Fortunately for Miss Catherine Prescott D’Eauville, there are several men in Regency England who desperately want to be married to gauche, irritating social climbers, and Catherine’s cousin has gathered them all together for a house party so they can dance attendance on her. But as you may have guessed, Catherine finds herself unable to focus on any of her matrimonial prospects because she can’t seem to forget the too-rich-but-not-titled-enough Lord Weyland. As the book progresses, Catherine reaches an amazing level of self-awareness; she decides that it might be nicer to marry someone marginally attractive. Someone she likes. But there are further complications when Catherine’s annoyingly brash father (the apple doesn’t fall far from the tree) arrives. He wants a title for his little princess, so he can thumb his nose at everyone in his homeland who wouldn’t give him the time of day because he was a younger son.
This is not the worst Regency ever written (that would be The Dangerous Baron Leigh by Emily Hendrickson), but it’s definitely a big waste of time for any real Regency fan. I suspect that Catherine’s character would not really work in any setting, but she is particularly annoying in this one. The very idea that men would be chomping at the bit to marry someone so self-centered and entirely unaware of even the simplest etiquette is simply ludicrous. None of the other characters is as bad, and the hero in particular would be fine in another book. In this one, I had to question his judgment in falling in love with Catherine in the first place. Other than her looks, she had nothing whatsover to recommend her.
There are also two secondary love stories. One of them involves Catherine’s companion (a woman who makes Job look impatient by comparison) and one of Catherine’s would-be suitors. This was probably the one bright spot in the book. Lord knows the poor woman deserved something after putting up with Catherine for years. The other involves Catherine’s father and Lord Weyland’s aunt. This one is portrayed like some kind of “big secret,” but it’s so obvious that even the most obtuse reader would see it coming a mile away.

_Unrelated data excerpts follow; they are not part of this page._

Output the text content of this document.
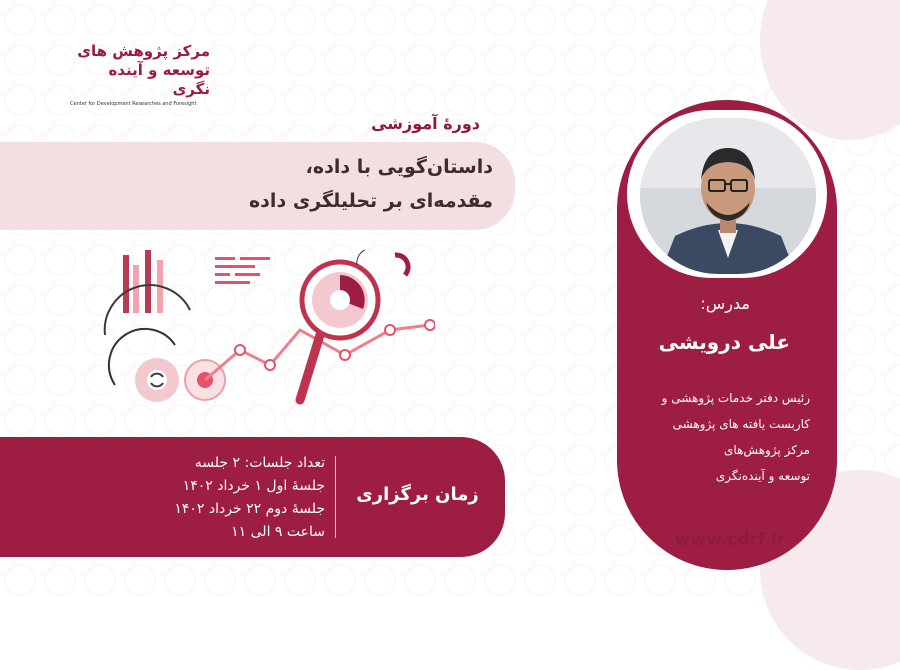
مرکز پژوهش های
توسعه و آینده نگری
Center for Development Researches and Foresight
دورهٔ آموزشی
داستان‌گویی با داده،
مقدمه‌ای بر تحلیلگری داده
زمان برگزاری
تعداد جلسات: ۲ جلسه
جلسهٔ اول ۱ خرداد ۱۴۰۲
جلسهٔ دوم ۲۲ خرداد ۱۴۰۲
ساعت ۹ الی ۱۱
مدرس:
علی درویشی
رئیس دفتر خدمات پژوهشی و
کاربست یافته های پژوهشی
مرکز پژوهش‌های
توسعه و آینده‌نگری
www.cdrf.ir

The writing itself is often awkward, which makes the book that much harder to get through. Bishop piles on the sappy metaphors in the romantic scenes (when Catherine kisses Lord Weyland it’s “the sun on her face, the scent of rain on spring violets, the joy of the morning, the lingering caress of…” – well, you get the idea). In one too-vivid sentence, the author also lets us know that Catherine’s chamber pot hasn’t been emptied yet, which is a mental picture I’d as soon live without.
When I pick up a Regency by a new author, I am always particularly hopeful. As a big fan of the sub-genre, I’m afraid it’s dying on the vine, and with good writers like Diane Farr and Andrea Pickens pursuing single title opportunities, any new blood is welcome. Unfortunately, I’d advise readers to steer clear of this one. On the recommendation of one of Ellen’s reviews, I picked up Elena Greene’s book (The Redwyk Charm) this month (she’s previously published by Zebra, (but is new to Signet). I would suggest that other Regency fans do likewise.